Champagne em evidência: entrevista com Fabrice Rosset, CEO da Deutz

Last Updated on 13 de setembro de 2020 by Wine Fun

Fabrice Rosset é o CEO da Champagne Deutz desde 1996 e foi o principal arquiteto por trás de forte crescimento registrado pela empresa desde então. Na época, a produção total da Deutz era em torno de 600.000 garrafas ao ano, e este número vem crescendo rapidamente, atingindo cerca de 2,5 milhões atualmente.

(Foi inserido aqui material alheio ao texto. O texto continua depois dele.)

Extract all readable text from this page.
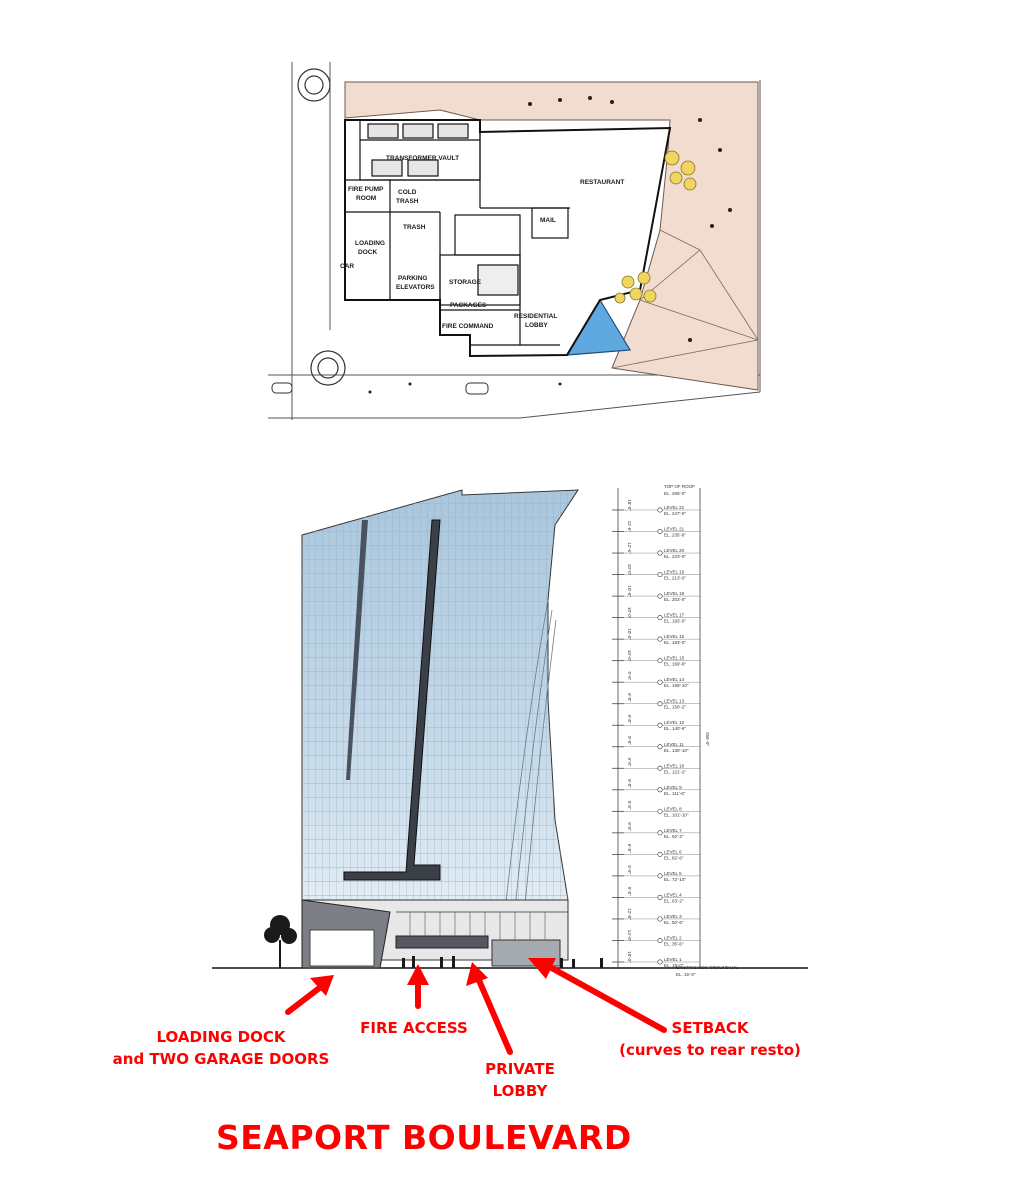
TRANSFORMER VAULT
RESTAURANT
FIRE PUMP
ROOM
COLD
TRASH
TRASH
MAIL
LOADING
DOCK
CAR
STORAGE
PARKING
ELEVATORS
PACKAGES
RESIDENTIAL
LOBBY
FIRE COMMAND
LEVEL 22
EL. 247'-0"
18'-0"
LEVEL 21
EL. 235'-6"
11'-6"
LEVEL 20
EL. 223'-0"
12'-6"
LEVEL 19
EL. 213'-0"
10'-0"
LEVEL 18
EL. 203'-0"
10'-0"
LEVEL 17
EL. 193'-0"
10'-0"
LEVEL 16
EL. 183'-0"
10'-0"
LEVEL 15
EL. 169'-8"
10'-0"
LEVEL 14
EL. 159'-10"
9'-8"
LEVEL 13
EL. 150'-2"
9'-8"
LEVEL 12
EL. 140'-6"
9'-8"
LEVEL 11
EL. 130'-10"
9'-8"
LEVEL 10
EL. 121'-2"
9'-8"
LEVEL 9
EL. 111'-6"
9'-8"
LEVEL 8
EL. 101'-10"
9'-8"
LEVEL 7
EL. 92'-2"
9'-8"
LEVEL 6
EL. 82'-6"
9'-8"
LEVEL 5
EL. 72'-10"
9'-8"
LEVEL 4
EL. 63'-2"
9'-8"
LEVEL 3
EL. 50'-6"
12'-8"
LEVEL 2
EL. 35'-6"
14'-0"
LEVEL 1
EL. 15'-0"
18'-0"
TOP OF ROOF
EL. 265'-0"
256'-0"
EXISTING BOS GROUND LVL
EL. 15'-0"
LOADING DOCK
and TWO GARAGE DOORS
FIRE ACCESS
PRIVATE
LOBBY
SETBACK
(curves to rear resto)
SEAPORT BOULEVARD
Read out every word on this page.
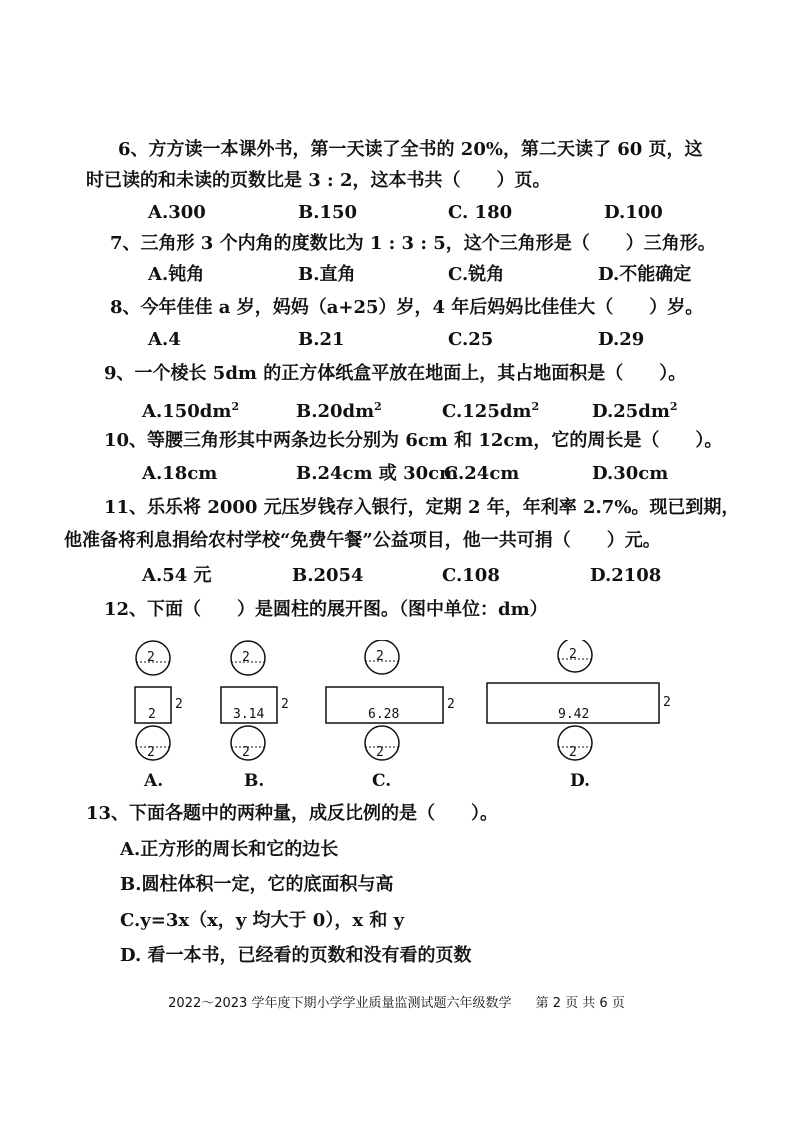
6、方方读一本课外书，第一天读了全书的 20%，第二天读了 60 页，这
时已读的和未读的页数比是 3 : 2，这本书共（　　）页。
A.300	B.150	C. 180	D.100
7、三角形 3 个内角的度数比为 1 : 3 : 5，这个三角形是（　　）三角形。
A.钝角	B.直角	C.锐角	D.不能确定
8、今年佳佳 a 岁，妈妈（a+25）岁，4 年后妈妈比佳佳大（　　）岁。
A.4	B.21	C.25	D.29
9、一个棱长 5dm 的正方体纸盒平放在地面上，其占地面积是（　　）。
$A.150dm^2$	$B.20dm^2$	$C.125dm^2$	$D.25dm^2$
10、等腰三角形其中两条边长分别为 6cm 和 12cm，它的周长是（　　）。
A.18cm	B.24cm 或 30cm
C.24cm	D.30cm
11、乐乐将 2000 元压岁钱存入银行，定期 2 年，年利率 2.7%。现已到期，
他准备将利息捐给农村学校“免费午餐”公益项目，他一共可捐（　　）元。
A.54 元	B.2054	C.108	D.2108
12、下面（　　）是圆柱的展开图。（图中单位：dm）
2
2
2
2
A.
2
3.14
2
2
B.
2
6.28
2
2
C.
2
9.42
2
2
D.
13、下面各题中的两种量，成反比例的是（　　）。
A.正方形的周长和它的边长
B.圆柱体积一定，它的底面积与高
C.y=3x（x，y 均大于 0），x 和 y
D. 看一本书，已经看的页数和没有看的页数
2022～2023 学年度下期小学学业质量监测试题六年级数学 第 2 页 共 6 页
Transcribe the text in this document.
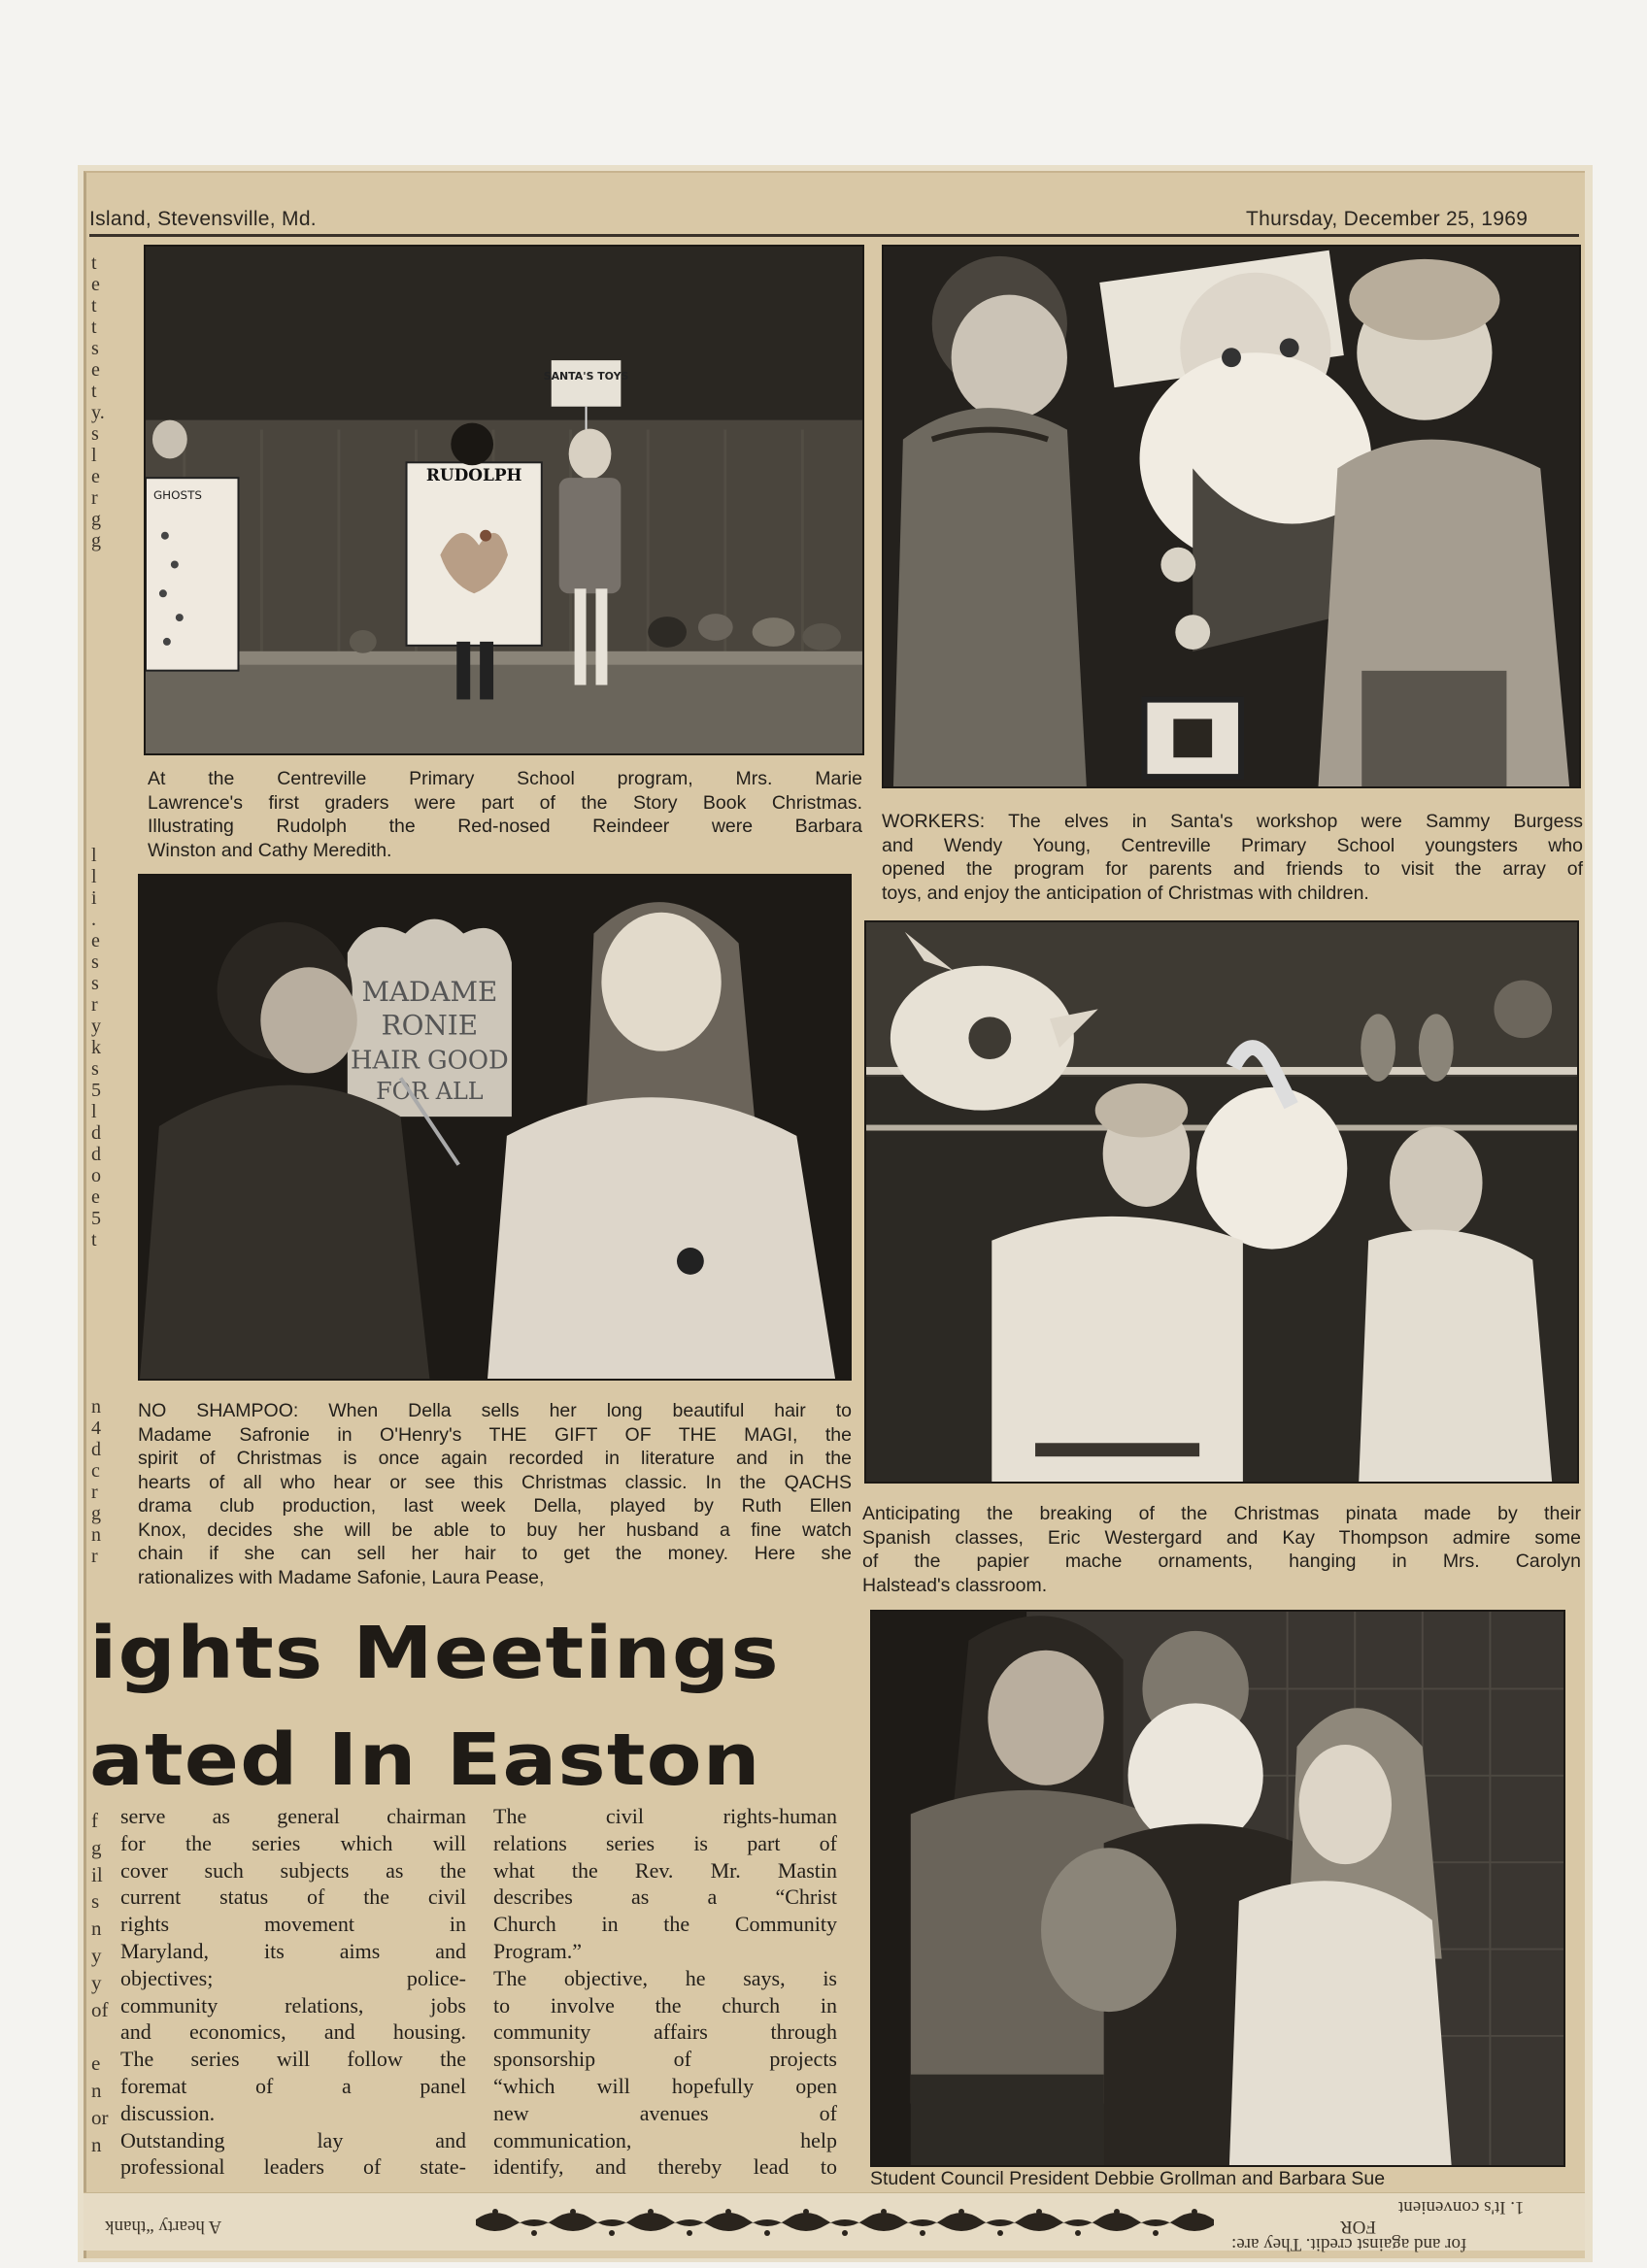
Island, Stevensville, Md.	Thursday, December 25, 1969
t
e
t
t
s
e
t
y.
s
l
e
r
g
g
l
l
i
.
e
s
s
r
y
k
s
5
l
d
d
o
e
5
t
n
4
d
c
r
g
n
r
f
g
il
s
n
y
y
of
e
n
or
n
SANTA'S TOYS
RUDOLPH
GHOSTS
At the Centreville Primary School program, Mrs. Marie
Lawrence's first graders were part of the Story Book Christmas.
Illustrating Rudolph the Red-nosed Reindeer were Barbara
Winston and Cathy Meredith.
WORKERS: The elves in Santa's workshop were Sammy Burgess
and Wendy Young, Centreville Primary School youngsters who
opened the program for parents and friends to visit the array of
toys, and enjoy the anticipation of Christmas with children.
MADAME
RONIE
HAIR GOOD
FOR ALL
NO SHAMPOO: When Della sells her long beautiful hair to
Madame Safronie in O'Henry's THE GIFT OF THE MAGI, the
spirit of Christmas is once again recorded in literature and in the
hearts of all who hear or see this Christmas classic. In the QACHS
drama club production, last week Della, played by Ruth Ellen
Knox, decides she will be able to buy her husband a fine watch
chain if she can sell her hair to get the money. Here she
rationalizes with Madame Safonie, Laura Pease,
Anticipating the breaking of the Christmas pinata made by their
Spanish classes, Eric Westergard and Kay Thompson admire some
of the papier mache ornaments, hanging in Mrs. Carolyn
Halstead's classroom.
Student Council President Debbie Grollman and Barbara Sue
ights Meetings
ated In Easton
serve as general chairman
for the series which will
cover such subjects as the
current status of the civil
rights movement in
Maryland, its aims and
objectives; police-
community relations, jobs
and economics, and housing.
The series will follow the
foremat of a panel
discussion.
Outstanding lay and
professional leaders of state-
The civil rights-human
relations series is part of
what the Rev. Mr. Mastin
describes as a “Christ
Church in the Community
Program.”
The objective, he says, is
to involve the church in
community affairs through
sponsorship of projects
“which will hopefully open
new avenues of
communication, help
identify, and thereby lead to
A hearty “thank
for and against credit. They are:
FOR
1. It's convenient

Mas Rosset não está olhando para o passado. Em um ano difícil para todos no setor, por conta do impacto da COVID-19, a empresa está atenta às tendências atuais e aperfeiçoando continuamente sua forma de atuar, sobretudo dentro de uma contexto de maior sustentabilidade. Cautela com os obstáculos no caminho, mas sempre um tom otimista. Abaixo os principais trechos da entrevista exclusiva de Fabrice Rosset ao WineFun:

Wine Fun (WF): A região da Champagne talvez seja uma das mais afetadas pelo impacto da COVID-19, com uma significativa redução da demanda por espumantes ao redor do mundo. Como isso está afetando a safra 2020?

Fabrice Rosset (FR): A decisão do Comité Interprofessionnel du Vin de Champagne (CIVC), que reúne os produtores e as grandes casas da região, foi uma decisão difícil para todos. Para se adequar à demanda, que caiu por conta da epidemia, foi decidido reduzir o rendimento dos vinhedos, até porque os estoques da indústria de Champagne estão altos. Com isso, teremos uma produção menor em relação ao potencial dos vinhedos e também uma queda frente ao ano passado.

WF: Esta decisão de cortar a produção através de menores rendimentos pode ter um impacto positivo sobre a qualidade? A princípio, um processo de seleção mais rigoroso por conta da decisão da CIVC não poderia resultar em vinhos de melhor qualidade?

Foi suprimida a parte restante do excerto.